Wir brauchen wieder eine Idee, wo es hingehen soll!

Kurz gesagt, wir kommen am gemeinsamen Reden nicht vorbei!

Der Wutbürger als Kraftquelle für gesellschaftlichen Aufruf gab es auch mal in Jena, sogar öffentlich! Auch ist er natürlich auch weiterhin da, nur eben selten noch öffentlich!

Es hat uns das Grundgefühl im Bauch verlassen, dass wir Dinge wirklich entschieden haben! Egal wie eine Entscheidung ausgeht, ob man für oder gegen etwas gestimmt hat, es geht nur um das Gefühl etwas entschieden zu haben!

Wir hängen alle irgendwie in Wachstumszwängen und Szenarien drinnen, aus denen wir nicht mehr rauskommen und die wir nicht mehr beeinflussen können. Natürlich geht es auch so unseren ehrenamtlichen Politikern. Die mittlerweile völlig fehlende Kommunikation zwischen Bürgern und Politikern führt zu einer neuen Wählergruppe, den Protestwählern. Dabei schlägt der Bauch den Kopf…die Achse zwischen Bürgern und der Politik ist längst gebrochen.

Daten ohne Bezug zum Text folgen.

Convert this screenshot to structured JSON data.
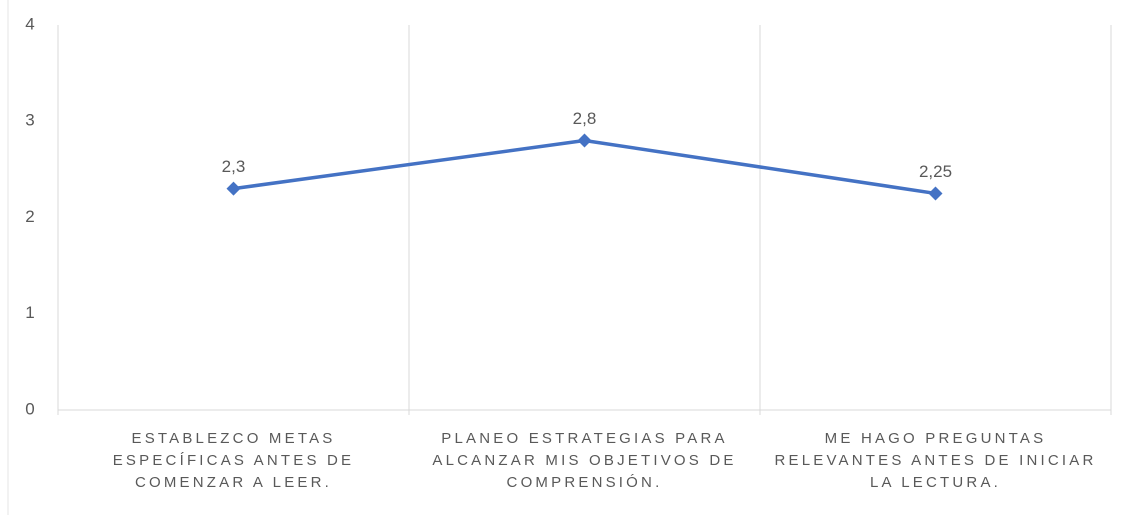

Jedoch leben wir in einer modernen Demokratie und deren Grundversprechen ist eben aber auch, dass wir selber entscheiden wollen und uns eben nicht Sachzwängen unterordnen wollen. Wir müssen wieder vom DIE zum WIR kommen. Es geht um das Gefühl, daß wir gemeinsam die Welt gestalten. Auch Politiker sind letztendlich genauso zu Marionetten verkommen, wie eben auch die Wutbürger. Wenigstens damit kann man sich viele Entscheidungen im Jenaer Stadtrat erklären. Politiker sind eben auch nur Spieler, die schlecht eine Wahl haben, da sie ebenso in einem Großspiel mitmachen müssen, was sie selber nicht kontrollieren können.

Selbstverständlich hat dabei die Klasse von Politikern aber auch den Schritt zu einer Separierung vom Volk vollzogen. Hartmut Rosa spricht dabei von dem Verlust von Resonanzfäden, die zerstört sind zwischen Bürgern und Politikern.

Nocheinmal kurz zurück zum Wutbürger. Positiv an ihm ist, dass er es schafft, sich Gehör zu verschaffen, in einer Zeit wo sehr viele denken, dass sie nicht mehr gehört oder ihnen zugehört wird. Wut ist erstmal nur Empörung. Mehrheiten gegen etwas sind schneller zu finden, als Mehrheiten für etwas. Auf der Suche nach den positiven Gemeinsamkeiten könnte jedoch die politische Gestaltung von Prozessen ganz schön langsam werden. Für Jena mit den vielen anstehenden Großprojektes ein wirkliches Problem.

Die Frontlinien verlaufen dabei schon lange nicht mehr zwischen links und rechts, sondern zwischen Bürger und Politiker. Deshalb plädiert auch Hartmut Rosa für ein anderes Verständnis von Politik und spricht sich gegen Bürgerentscheide aus, aber für Kommunikationsarenen. Recht gebe ich ihm dabei, daß wir wieder öffentliche Debatten über die Zukunft unserer Stadt führen müssen müssen.

Eine naive Forderung wäre wohl eine neue Kultur des Miteinander zu entwickeln. Die Alternative dazu wäre wohl die Hoffnung zu verlieren oder gewalttätige Umstürze folgen zu lassen.